- Incidence of a specific disease, i.e. how many people get the disease.
- Mortality from a specific disease, i.e. how many people die from the disease.
- All causes of death.
In a cohort study, the following are defined:
- The ‘outcome of interest’, i.e. the disease or condition being studied.
- The ‘exposure of interest’, i.e. a risk factor like smoking.
The study population should not already have the disease or outcome, but will have had exposure to the risk factor. They are then followed in time until the disease or outcome of interest occurs.
Because exposure is identified before the outcome, cohort studies have a temporal framework to assess causality. In other words, the relationship between cause and affect can be assessed over time. These studies therefore have the potential to provide the strongest scientific evidence.
In cohort studies, there may be a comparison group or ‘cohort’. The comparison cohort may be the general population from which the first cohort was drawn. On the other hand, it may be another cohort of persons thought to be similar but having had little or no exposure to the factor under investigation (e.g. never smoked). Alternatively, sub-groups within one cohort may be compared with each other (e.g. based on number of cigarettes smoked per day). Additionally, the investigator can look at multiple outcomes at the same time.
As the study is conducted, the outcome from participants in each cohort is measured and relationships with specific characteristics (e.g. risk factors) is decided.
An example of an epidemiological question that can be answered using a cohort study is:
Does exposure to X (say, smoking) have a link with outcome Y (say, lung cancer)?
Such a study would recruit a group of smokers (the exposed group) and a group of non-smokers (the unexposed group). It would then follow them for a set period of time and note differences in the incidence of lung cancer between the groups at the end of this time. The groups are matched in terms of many other variables, such as:
- Economic status (i.e. education, income and occupation).
- Health status (i.e. presence of other diseases).

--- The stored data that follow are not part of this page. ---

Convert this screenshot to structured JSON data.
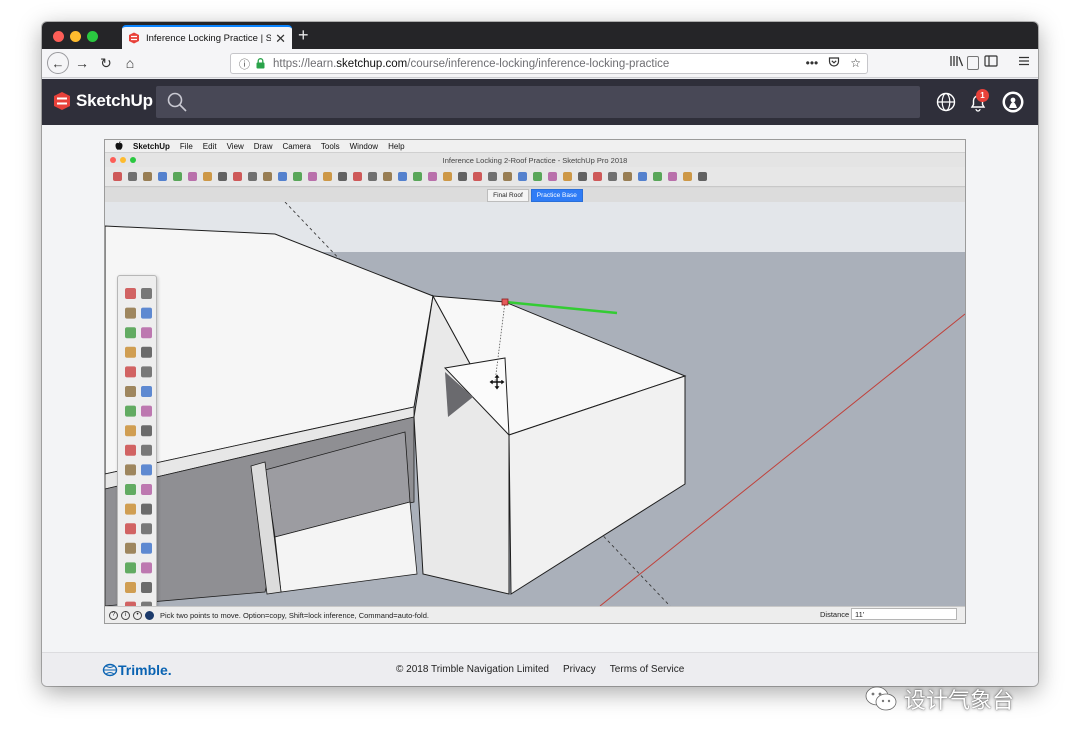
{
  "browser": {
    "tab_title": "Inference Locking Practice | Sk",
    "tab_close": "✕",
    "new_tab": "+",
    "url_prefix": "https://learn.",
    "url_domain": "sketchup.com",
    "url_path": "/course/inference-locking/inference-locking-practice",
    "page_actions": "•••"
  },
  "site": {
    "logo_text": "SketchUp",
    "notification_count": "1"
  },
  "app": {
    "menu": [
      "SketchUp",
      "File",
      "Edit",
      "View",
      "Draw",
      "Camera",
      "Tools",
      "Window",
      "Help"
    ],
    "window_title": "Inference Locking 2-Roof Practice - SketchUp Pro 2018",
    "scenes": [
      "Final Roof",
      "Practice Base"
    ],
    "active_scene": "Practice Base",
    "status_text": "Pick two points to move. Option=copy, Shift=lock inference, Command=auto-fold.",
    "distance_label": "Distance",
    "distance_value": "11'"
  },
  "footer": {
    "brand": "Trimble.",
    "copyright": "© 2018 Trimble Navigation Limited",
    "privacy": "Privacy",
    "terms": "Terms of Service"
  },
  "watermark": {
    "text": "设计气象台"
  },
  "colors": {
    "tab_accent": "#0a84ff",
    "su_red": "#e8413a",
    "su_header": "#2f2f3a",
    "sky": "#e3e6ea",
    "ground": "#aab0ba",
    "axis_green": "#33cc33",
    "axis_red": "#c0403a",
    "trimble_blue": "#0a63b2"
  }
}
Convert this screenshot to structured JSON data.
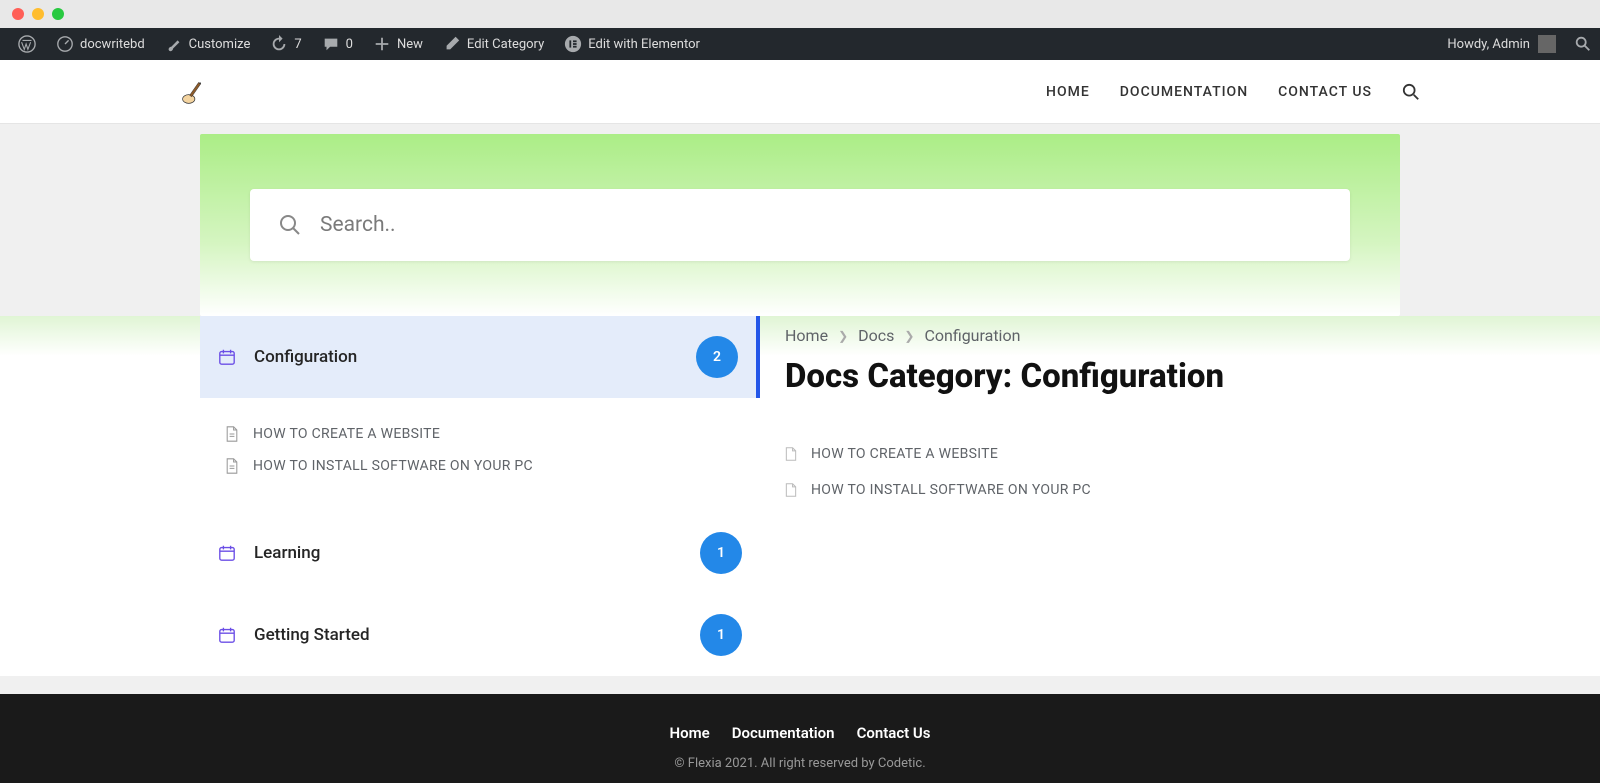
{
  "wp_bar": {
    "site_name": "docwritebd",
    "customize": "Customize",
    "updates_count": "7",
    "comments_count": "0",
    "new": "New",
    "edit_cat": "Edit Category",
    "elementor": "Edit with Elementor",
    "howdy": "Howdy, Admin"
  },
  "site_nav": {
    "home": "HOME",
    "documentation": "DOCUMENTATION",
    "contact": "CONTACT US"
  },
  "search": {
    "placeholder": "Search.."
  },
  "sidebar": {
    "categories": [
      {
        "label": "Configuration",
        "count": "2",
        "active": true
      },
      {
        "label": "Learning",
        "count": "1",
        "active": false
      },
      {
        "label": "Getting Started",
        "count": "1",
        "active": false
      }
    ],
    "sub_items": [
      "HOW TO CREATE A WEBSITE",
      "HOW TO INSTALL SOFTWARE ON YOUR PC"
    ]
  },
  "breadcrumb": {
    "home": "Home",
    "docs": "Docs",
    "current": "Configuration"
  },
  "main": {
    "title": "Docs Category: Configuration",
    "docs": [
      "HOW TO CREATE A WEBSITE",
      "HOW TO INSTALL SOFTWARE ON YOUR PC"
    ]
  },
  "footer": {
    "nav": {
      "home": "Home",
      "documentation": "Documentation",
      "contact": "Contact Us"
    },
    "copy": "© Flexia 2021. All right reserved by Codetic."
  }
}
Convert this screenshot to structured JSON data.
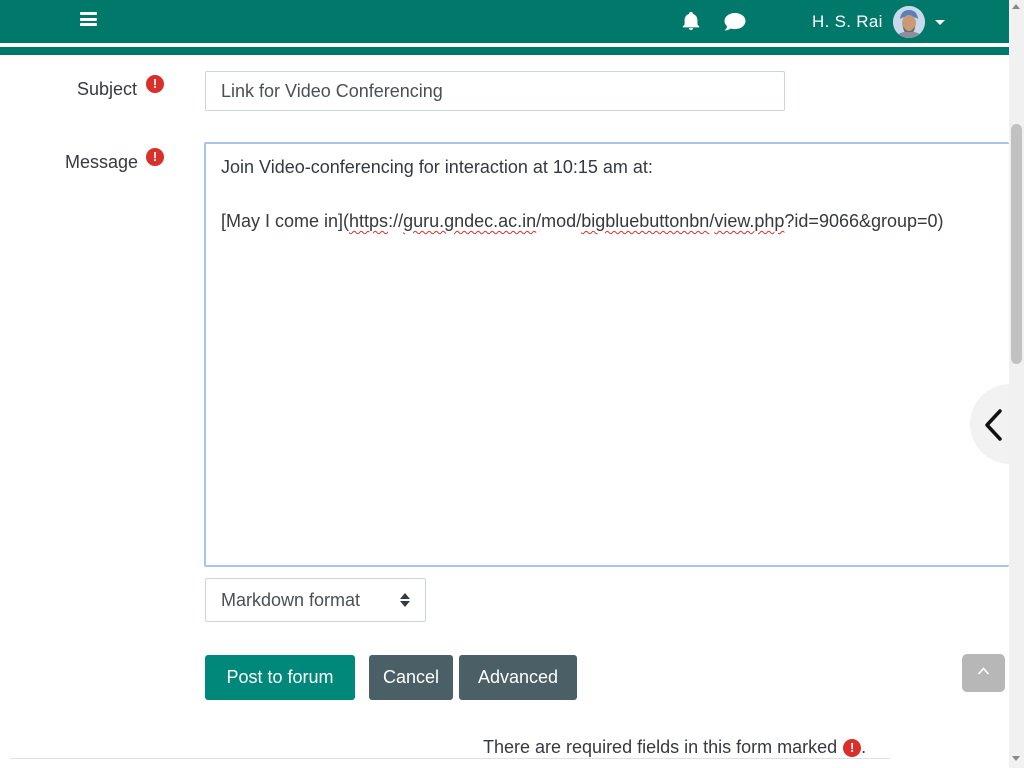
{
  "navbar": {
    "menu_icon": "hamburger-menu-icon",
    "notifications_icon": "bell-icon",
    "messages_icon": "chat-bubble-icon",
    "user_name": "H. S. Rai",
    "avatar_icon": "user-avatar",
    "dropdown_icon": "caret-down-icon",
    "color": "#00796b"
  },
  "form": {
    "subject": {
      "label": "Subject",
      "required_icon": "exclamation-circle-icon",
      "value": "Link for Video Conferencing"
    },
    "message": {
      "label": "Message",
      "required_icon": "exclamation-circle-icon",
      "lines": [
        "Join Video-conferencing for interaction at 10:15 am at:",
        "",
        "[May I come in](https://guru.gndec.ac.in/mod/bigbluebuttonbn/view.php?id=9066&group=0)"
      ],
      "link_line": {
        "p1": "[May I come in](",
        "p2": "https",
        "p3": "://",
        "p4": "guru.gndec.ac.in",
        "p5": "/mod/",
        "p6": "bigbluebuttonbn",
        "p7": "/",
        "p8": "view.php",
        "p9": "?id=9066&group=0)"
      }
    },
    "format_select": {
      "selected": "Markdown format"
    },
    "buttons": {
      "post": "Post to forum",
      "cancel": "Cancel",
      "advanced": "Advanced"
    },
    "required_note": "There are required fields in this form marked",
    "required_note_suffix": "."
  },
  "drawer_toggle_icon": "chevron-left-icon",
  "back_to_top_icon": "chevron-up-icon",
  "colors": {
    "primary": "#00897b",
    "secondary": "#4b5f67",
    "required": "#d9302b"
  }
}
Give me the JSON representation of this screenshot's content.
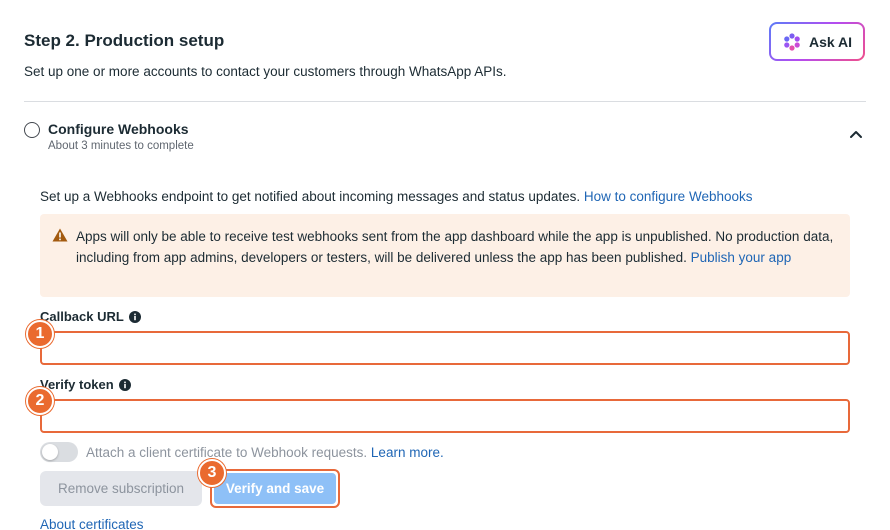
{
  "header": {
    "title": "Step 2. Production setup",
    "subtitle": "Set up one or more accounts to contact your customers through WhatsApp APIs.",
    "ask_ai_label": "Ask AI",
    "ask_ai_icon": "sparkle-flower-icon"
  },
  "step": {
    "title": "Configure Webhooks",
    "meta": "About 3 minutes to complete",
    "expanded": true
  },
  "content": {
    "intro_text": "Set up a Webhooks endpoint to get notified about incoming messages and status updates.",
    "intro_link": "How to configure Webhooks",
    "warning_text": "Apps will only be able to receive test webhooks sent from the app dashboard while the app is unpublished. No production data, including from app admins, developers or testers, will be delivered unless the app has been published.",
    "warning_link": "Publish your app"
  },
  "form": {
    "callback_label": "Callback URL",
    "callback_value": "",
    "verify_label": "Verify token",
    "verify_value": "",
    "cert_toggle_label": "Attach a client certificate to Webhook requests.",
    "cert_toggle_on": false,
    "learn_more": "Learn more.",
    "remove_button": "Remove subscription",
    "verify_button": "Verify and save",
    "about_link": "About certificates"
  },
  "annotations": {
    "badge_1": "1",
    "badge_2": "2",
    "badge_3": "3"
  },
  "colors": {
    "accent_link": "#1f66b5",
    "highlight": "#e8693a",
    "warning_bg": "#fdf0e6",
    "primary_disabled": "#8ec0f7"
  }
}
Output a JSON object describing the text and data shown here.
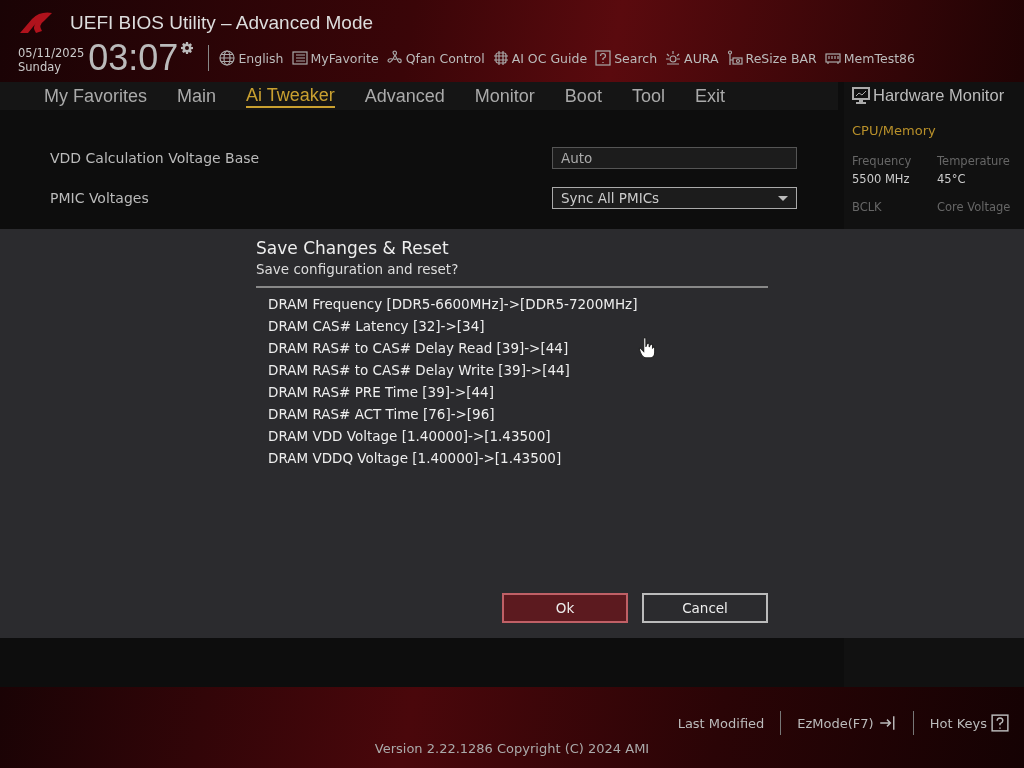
{
  "window": {
    "title": "UEFI BIOS Utility – Advanced Mode"
  },
  "clock": {
    "date": "05/11/2025",
    "day": "Sunday",
    "time": "03:07"
  },
  "toolbar": [
    {
      "label": "English",
      "kind": "globe"
    },
    {
      "label": "MyFavorite",
      "kind": "list"
    },
    {
      "label": "Qfan Control",
      "kind": "fan"
    },
    {
      "label": "AI OC Guide",
      "kind": "chip"
    },
    {
      "label": "Search",
      "kind": "help"
    },
    {
      "label": "AURA",
      "kind": "light"
    },
    {
      "label": "ReSize BAR",
      "kind": "card"
    },
    {
      "label": "MemTest86",
      "kind": "memory"
    }
  ],
  "tabs": [
    {
      "label": "My Favorites",
      "selected": false
    },
    {
      "label": "Main",
      "selected": false
    },
    {
      "label": "Ai Tweaker",
      "selected": true
    },
    {
      "label": "Advanced",
      "selected": false
    },
    {
      "label": "Monitor",
      "selected": false
    },
    {
      "label": "Boot",
      "selected": false
    },
    {
      "label": "Tool",
      "selected": false
    },
    {
      "label": "Exit",
      "selected": false
    }
  ],
  "settings": [
    {
      "label": "VDD Calculation Voltage Base",
      "value": "Auto",
      "kind": "field"
    },
    {
      "label": "PMIC Voltages",
      "value": "Sync All PMICs",
      "kind": "dropdown"
    }
  ],
  "hardware_monitor": {
    "title": "Hardware Monitor",
    "section": "CPU/Memory",
    "readings": [
      {
        "label": "Frequency",
        "value": "5500 MHz"
      },
      {
        "label": "Temperature",
        "value": "45°C"
      },
      {
        "label": "BCLK"
      },
      {
        "label": "Core Voltage"
      }
    ]
  },
  "dialog": {
    "title": "Save Changes & Reset",
    "subtitle": "Save configuration and reset?",
    "changes": [
      "DRAM Frequency [DDR5-6600MHz]->[DDR5-7200MHz]",
      "DRAM CAS# Latency [32]->[34]",
      "DRAM RAS# to CAS# Delay Read [39]->[44]",
      "DRAM RAS# to CAS# Delay Write [39]->[44]",
      "DRAM RAS# PRE Time [39]->[44]",
      "DRAM RAS# ACT Time [76]->[96]",
      "DRAM VDD Voltage [1.40000]->[1.43500]",
      "DRAM VDDQ Voltage [1.40000]->[1.43500]"
    ],
    "buttons": [
      {
        "label": "Ok",
        "selected": true
      },
      {
        "label": "Cancel",
        "selected": false
      }
    ]
  },
  "footer": {
    "actions": [
      {
        "label": "Last Modified"
      },
      {
        "label": "EzMode(F7)",
        "kind": "exit"
      },
      {
        "label": "Hot Keys",
        "kind": "help"
      }
    ],
    "version": "Version 2.22.1286 Copyright (C) 2024 AMI"
  }
}
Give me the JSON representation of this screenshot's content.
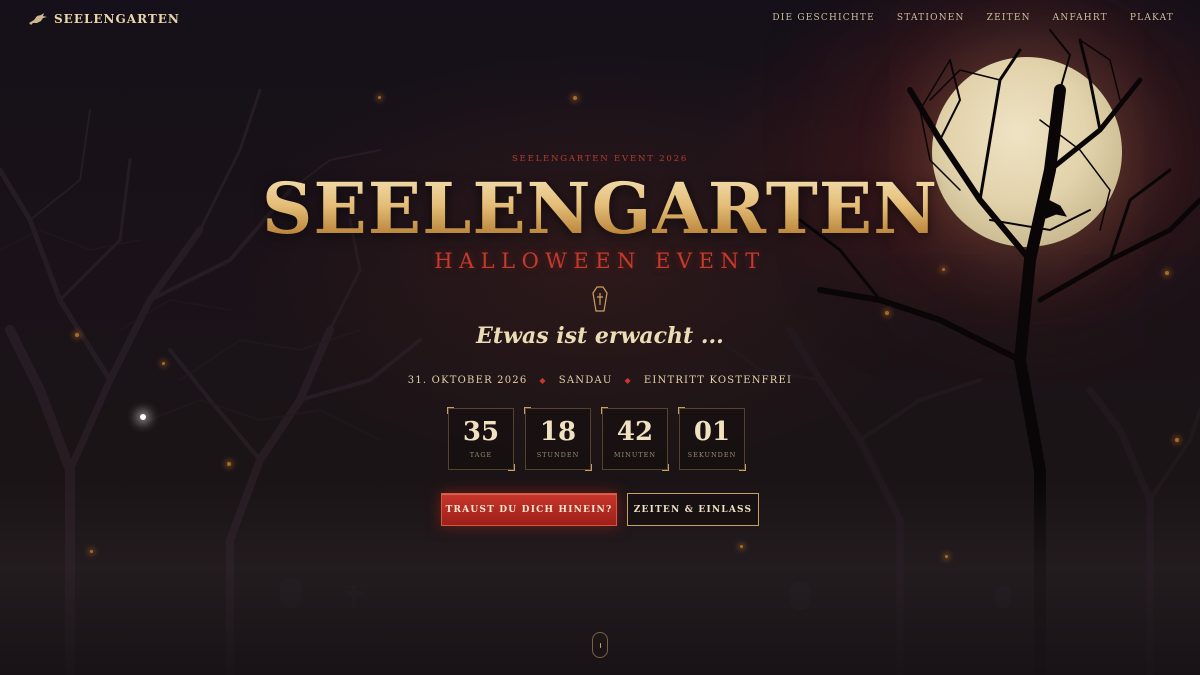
{
  "nav": {
    "logo_text": "SEELENGARTEN",
    "links": [
      "DIE GESCHICHTE",
      "STATIONEN",
      "ZEITEN",
      "ANFAHRT",
      "PLAKAT"
    ]
  },
  "hero": {
    "eyebrow": "SEELENGARTEN EVENT 2026",
    "title": "SEELENGARTEN",
    "subtitle": "HALLOWEEN EVENT",
    "tagline": "Etwas ist erwacht ...",
    "meta": [
      "31. OKTOBER 2026",
      "SANDAU",
      "EINTRITT KOSTENFREI"
    ],
    "meta_separator": "◆"
  },
  "countdown": [
    {
      "value": "35",
      "label": "TAGE"
    },
    {
      "value": "18",
      "label": "STUNDEN"
    },
    {
      "value": "42",
      "label": "MINUTEN"
    },
    {
      "value": "01",
      "label": "SEKUNDEN"
    }
  ],
  "buttons": {
    "primary": "TRAUST DU DICH HINEIN?",
    "secondary": "ZEITEN & EINLASS"
  },
  "colors": {
    "accent_red": "#c53a2c",
    "accent_gold": "#c9a060",
    "background": "#151019"
  },
  "icons": {
    "logo": "raven-icon",
    "divider": "coffin-icon",
    "scroll": "scroll-down-icon"
  }
}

This means that the variable being assessed, the ‘independent variable’ (in this case, smoking), can be isolated as the cause of the ‘dependent variable’ (in this case, lung cancer).
In this example, a statistically significant increase in the incidence of lung cancer in the smoking group as compared to the non-smoking group is evidence in favour of assuming a causal relationship between smoking and lung cancer. However, rare outcomes, such as lung cancer, are generally not studied with the use of a cohort study. These are usually studied with the use of a ‘case-control study’, described further below.
Two examples of cohort studies that have been going on for more than 50 years are the Framingham Heart Study and the National Child Development Study (NCDS), the most widely-researched of the British birth cohort studies. The largest cohort study in women is the Nurses Health Study. Started in 1976, it is tracking over 120.000 nurses and has been analysed for many different conditions and outcomes.
Cohort studies can be prospective or retrospective:
- Prospective studies are carried out from the present time into the future. Because a prospective study is designed with specific data collection methods, it has the advantage of being tailored to collect specific exposure data and may be more complete. The disadvantage of a prospective cohort study may be the long follow-up period while waiting for events or diseases to occur. Thus, this study design is not useful for investigating diseases with long latency (inactive) periods. It is also open to a high ‘loss to follow-up’ rate – this is where researchers cannot contact participants at follow up points, therefore data cannot be collected.
- Retrospective cohort studies, also known as historical cohort studies, are carried out at the present time and look to the past to examine medical events or outcomes. In other words, a cohort selected based on exposure status is chosen at the present time. Outcome data (i.e. disease status, event status), which was measured in the past, are reconstructed for analysis. The main disadvantage of this study design is the limited control the investigator has over data collection. The existing data may be incomplete, inaccurate, or inconsistently measured between subjects. However, because of the immediate availability of the data, this study design is comparatively less costly and shorter than prospective cohort studies.